Die mögliche Übernahme von Warner Bros. durch Netflix für 83 Milliarden US-Dollar signalisiert eine mögliche Rückkehr zu oligopolistischen Strukturen in Hollywood, so ein Artikel von Matthew Jordan in The Conversation.
Jordan erinnert daran, dass das Hollywood der Vorkriegszeit von einigen wenigen Unternehmen kontrolliert wurde, die die Filmproduktion, den Vertrieb und die Vorführung konzentrierten. Die Entscheidung des Obersten Gerichtshofs der USA im Jahr 1948 schränkte diese Macht ein und zwang die Studios, ihre Kinos zu verkaufen.
Obwohl der Einstieg von Netflix in die Content-Produktion zunächst eine 'neue Befreiung' zu bieten schien, schufen traditionelle Studios ihre eigenen Plattformen, was zu einer neuen Machtkonzentration führte. Der Fall von Warner Bros. Discovery mit gestrichenen Projekten und Fusionen ist ein Beispiel für diesen Trend.

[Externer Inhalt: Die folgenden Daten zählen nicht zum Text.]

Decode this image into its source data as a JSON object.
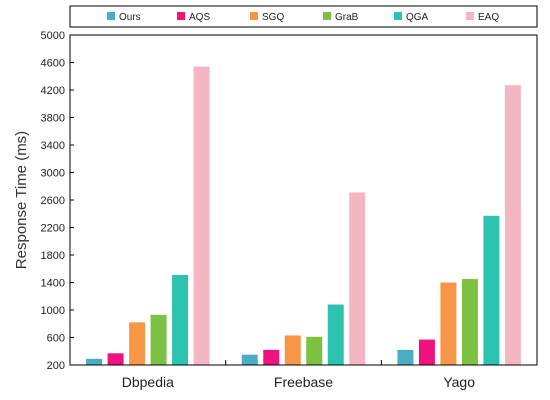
{
  "chart_data": {
    "type": "bar",
    "ylabel": "Response  Time (ms)",
    "xlabel": "",
    "ylim": [
      200,
      5000
    ],
    "yticks": [
      200,
      600,
      1000,
      1400,
      1800,
      2200,
      2600,
      3000,
      3400,
      3800,
      4200,
      4600,
      5000
    ],
    "categories": [
      "Dbpedia",
      "Freebase",
      "Yago"
    ],
    "legend_position": "top",
    "grid": false,
    "series": [
      {
        "name": "Ours",
        "color": "#4bacc6",
        "values": [
          290,
          350,
          420
        ]
      },
      {
        "name": "AQS",
        "color": "#f0137f",
        "values": [
          370,
          420,
          570
        ]
      },
      {
        "name": "SGQ",
        "color": "#f79646",
        "values": [
          820,
          630,
          1400
        ]
      },
      {
        "name": "GraB",
        "color": "#7cc142",
        "values": [
          930,
          610,
          1450
        ]
      },
      {
        "name": "QGA",
        "color": "#2cc4b0",
        "values": [
          1510,
          1080,
          2370
        ]
      },
      {
        "name": "EAQ",
        "color": "#f4b7c2",
        "values": [
          4540,
          2710,
          4270
        ]
      }
    ]
  }
}
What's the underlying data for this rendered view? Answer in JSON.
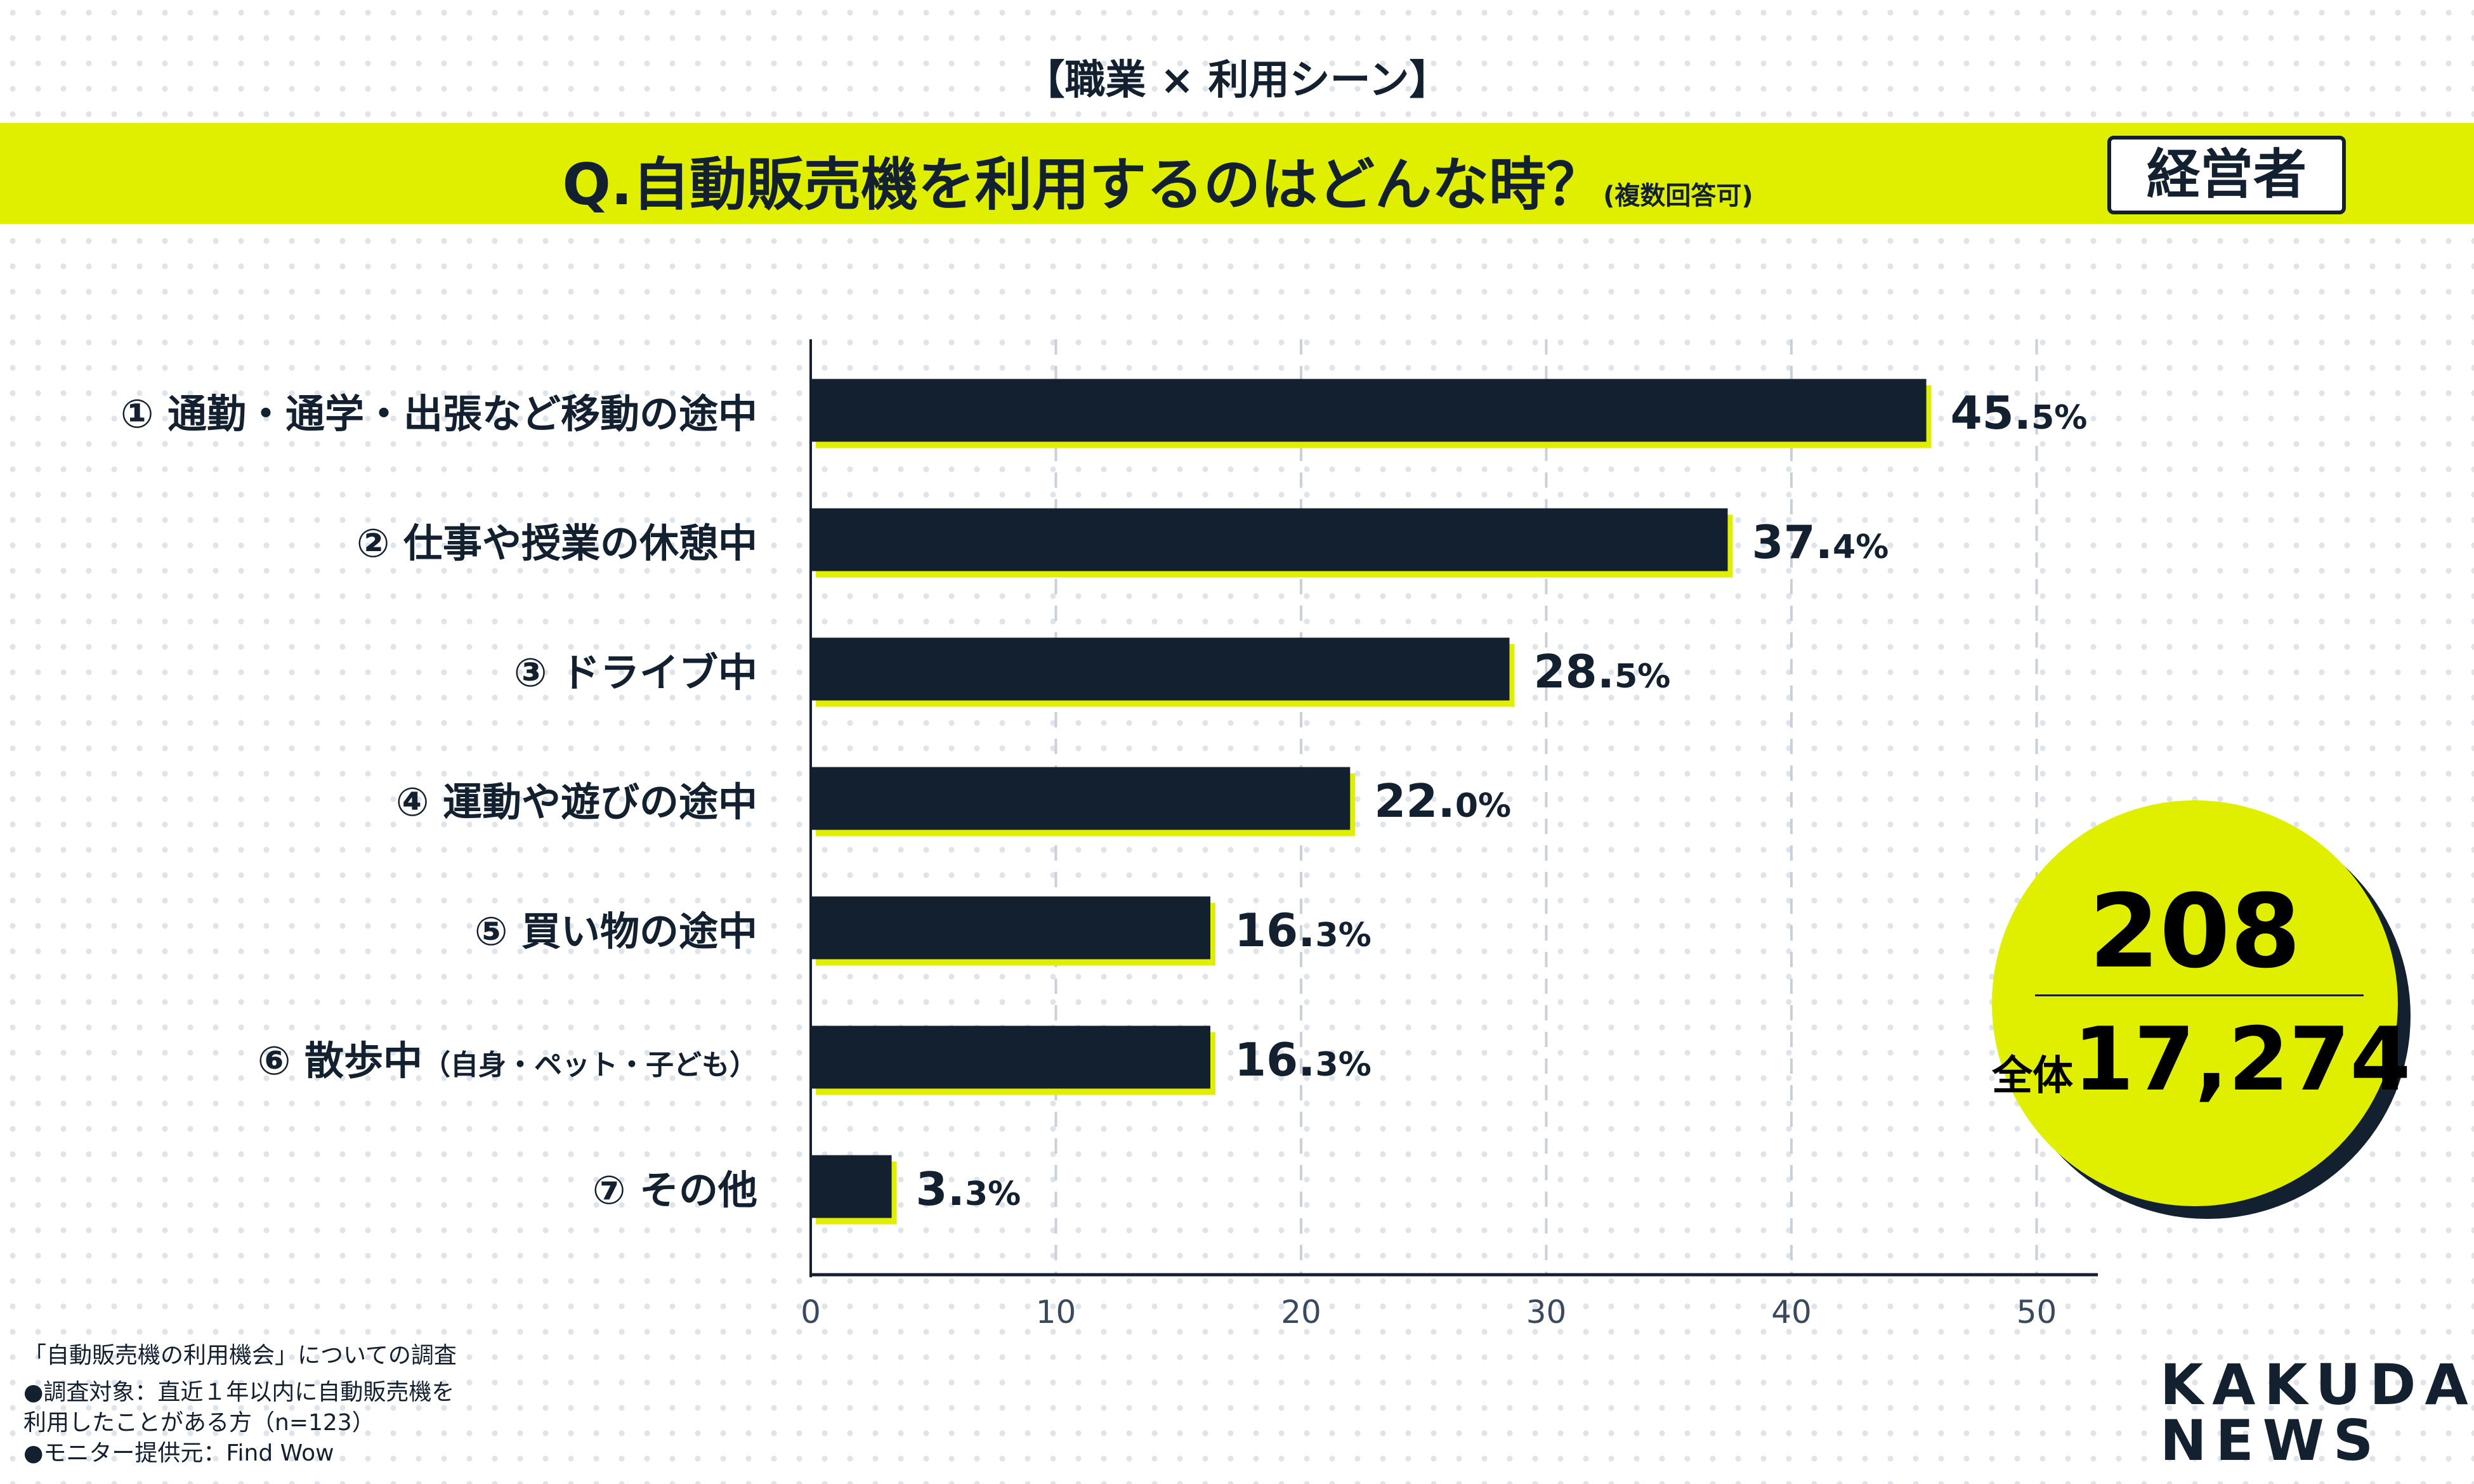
{
  "header": {
    "subtitle": "【職業 × 利用シーン】",
    "question": "Q.自動販売機を利用するのはどんな時？",
    "question_note": "(複数回答可)",
    "badge": "経営者"
  },
  "colors": {
    "accent": "#e0ef00",
    "bar": "#13202f"
  },
  "chart_data": {
    "type": "bar",
    "orientation": "horizontal",
    "categories": [
      {
        "num": "①",
        "label": "通勤・通学・出張など移動の途中",
        "sub": ""
      },
      {
        "num": "②",
        "label": "仕事や授業の休憩中",
        "sub": ""
      },
      {
        "num": "③",
        "label": "ドライブ中",
        "sub": ""
      },
      {
        "num": "④",
        "label": "運動や遊びの途中",
        "sub": ""
      },
      {
        "num": "⑤",
        "label": "買い物の途中",
        "sub": ""
      },
      {
        "num": "⑥",
        "label": "散歩中",
        "sub": "（自身・ペット・子ども）"
      },
      {
        "num": "⑦",
        "label": "その他",
        "sub": ""
      }
    ],
    "values": [
      45.5,
      37.4,
      28.5,
      22.0,
      16.3,
      16.3,
      3.3
    ],
    "value_int": [
      "45.",
      "37.",
      "28.",
      "22.",
      "16.",
      "16.",
      "3."
    ],
    "value_dec": [
      "5%",
      "4%",
      "5%",
      "0%",
      "3%",
      "3%",
      "3%"
    ],
    "xlim": [
      0,
      52
    ],
    "xticks": [
      "0",
      "10",
      "20",
      "30",
      "40",
      "50"
    ],
    "grid": true
  },
  "summary": {
    "count": "208",
    "total_label": "全体",
    "total": "17,274"
  },
  "footer": {
    "line1": "「自動販売機の利用機会」についての調査",
    "line2": "●調査対象：直近１年以内に自動販売機を",
    "line3": "利用したことがある方（n=123）",
    "line4": "●モニター提供元：Find Wow"
  },
  "logo": {
    "line1": "KAKUDAI",
    "line2": "NEWS"
  }
}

Jordan schätzt, dass die Übernahme von Warner Bros. durch Netflix für die Wall Street positiv, für Urheber und Zuschauer jedoch problematisch sein könnte, da Netflix auf Rentabilität drängt. Darüber hinaus fällt die Machtkonzentration mit dem Aufstieg der künstlichen Intelligenz zusammen, was Fragen aufwirft, wie Filmbiliotheken genutzt werden.
Zusammenfassend lässt sich sagen, dass Hollywood anscheinend zu oligopolistischen Strukturen zurückkehrt, wobei die neuen Plattformen den alten Studios ähneln.